Guest posts on health and pharmaceutical law and policy topics are welcome, so please contact me, Kate Greenwood, at firstname.lastname@example.org if there’s something you’d like to share.
. . .
From the beginning, the content of Health Reform Watch has been driven by the diverse interests and expertise of Seton Hall’s health law faculty. In my case, that’s maternal and child health, drug and device law and policy, and, most especially, the intersection of the two. In recent months, I have focused on the regulation of orphan drugs (a video of me opining about the same can be found here), and so yesterday’s news that the Australian government has decided to pay the $110,000 per-course-of-treatment price for Bristol-Myers Squibb’s melanoma drug Yervoy caught my attention. What’s newsworthy is not Australia’s decision to pay – other countries are, too – but rather its plan for making sure it is getting its money’s worth. As reporter Wendy Carlisle explains, Australia’s Pharmaceutical Benefits Advisory Committee will for the first time be conducting its own epidemiological study.
As is the case with many orphan drugs, Yervoy was approved on the basis of clinical trials that were relatively small. A 2011 review conducted by Aaron Kesselheim, Jessica Meyers, and Jerry Avorn of all new oncology drug approvals from 2004 through 2010 in oncology revealed that “the FDA ha[d] approved alternative trial designs that allowed most orphan cancer drugs to be approved on the basis of single-group, nonrandomized trials that enrolled comparatively small numbers of patients.” EvaluatePharma recently estimated that regulators require a median phase III trial size of 528 patients, at an estimated average cost of $85 million, for orphan drugs, as compared to 2,234 patients, at an estimated average cost of $186 million, for non-orphan drugs.
When it comes to clinical trials, smaller is not better. As the chair of Australia’s Pharmaceutical Benefits Advisory Committee, Dr. Suzanne Hill, explains, “[i]f we are going to look at new products and try to judge them on the basis of smaller clinical trials – which is what is happening – then we are going to be less confident about the clinical trial data when we see them for making recommendations[.]“ To shore up the Committee’s confidence in Yervoy, it will be tracking “who gets prescribed it, what happens to them, how long do they get treatment for, how is the treatment … put in the context of other treatments that they have and what happens to the outcome?” The Committee’s ultimate goal is to determine whether “we get the survival benefit in the community that we saw in the trials[.]”

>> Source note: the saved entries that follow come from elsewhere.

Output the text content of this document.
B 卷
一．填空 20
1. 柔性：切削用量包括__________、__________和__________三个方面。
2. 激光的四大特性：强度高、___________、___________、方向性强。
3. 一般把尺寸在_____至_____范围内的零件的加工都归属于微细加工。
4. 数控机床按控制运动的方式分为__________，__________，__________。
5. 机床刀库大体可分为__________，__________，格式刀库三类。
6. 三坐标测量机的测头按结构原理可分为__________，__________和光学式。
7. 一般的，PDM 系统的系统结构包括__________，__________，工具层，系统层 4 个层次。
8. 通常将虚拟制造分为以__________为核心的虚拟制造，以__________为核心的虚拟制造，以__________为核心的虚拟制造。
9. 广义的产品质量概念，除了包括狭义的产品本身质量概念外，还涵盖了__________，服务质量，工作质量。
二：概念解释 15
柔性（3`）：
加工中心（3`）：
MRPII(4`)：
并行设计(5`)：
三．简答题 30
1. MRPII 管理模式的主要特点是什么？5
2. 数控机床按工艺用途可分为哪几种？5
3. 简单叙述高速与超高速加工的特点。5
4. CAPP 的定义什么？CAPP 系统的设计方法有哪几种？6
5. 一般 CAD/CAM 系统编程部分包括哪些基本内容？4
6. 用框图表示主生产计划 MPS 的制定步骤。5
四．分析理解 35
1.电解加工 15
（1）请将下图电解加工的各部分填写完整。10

The number of orphan drugs, many of which cost in excess of $100,000, is climbing and is expected to continue to do so. EvaluatePharma estimates that “the worldwide orphan drug market is set to grow to $127 [billion], a compound annual growth rate of +7.4% per year between 2012 and 2018[,]” which “is double that of the overall prescription drug market, excluding generics, which is set to grow at +3.7% per year.” Given these expected trends, there is no doubt that regulators and payers will increasingly look to post-marketing studies to supplement the available clinical trial data about orphan drugs, whether they conduct the studies themselves, as Australia is doing, or require manufacturers to shoulder the burden. Care must be taken to ensure that manufacturers remain incentivized to develop treatments for rare diseases, but there is evidence to suggest that regulators have room to maneuver. EvaluatePharma reports that “[t]he current stock of Phase III/Filed orphan products is expected to yield a return on investment of x10.3,” while the current stock of non-orphan products is only expected to yield a return on investment of x6.0.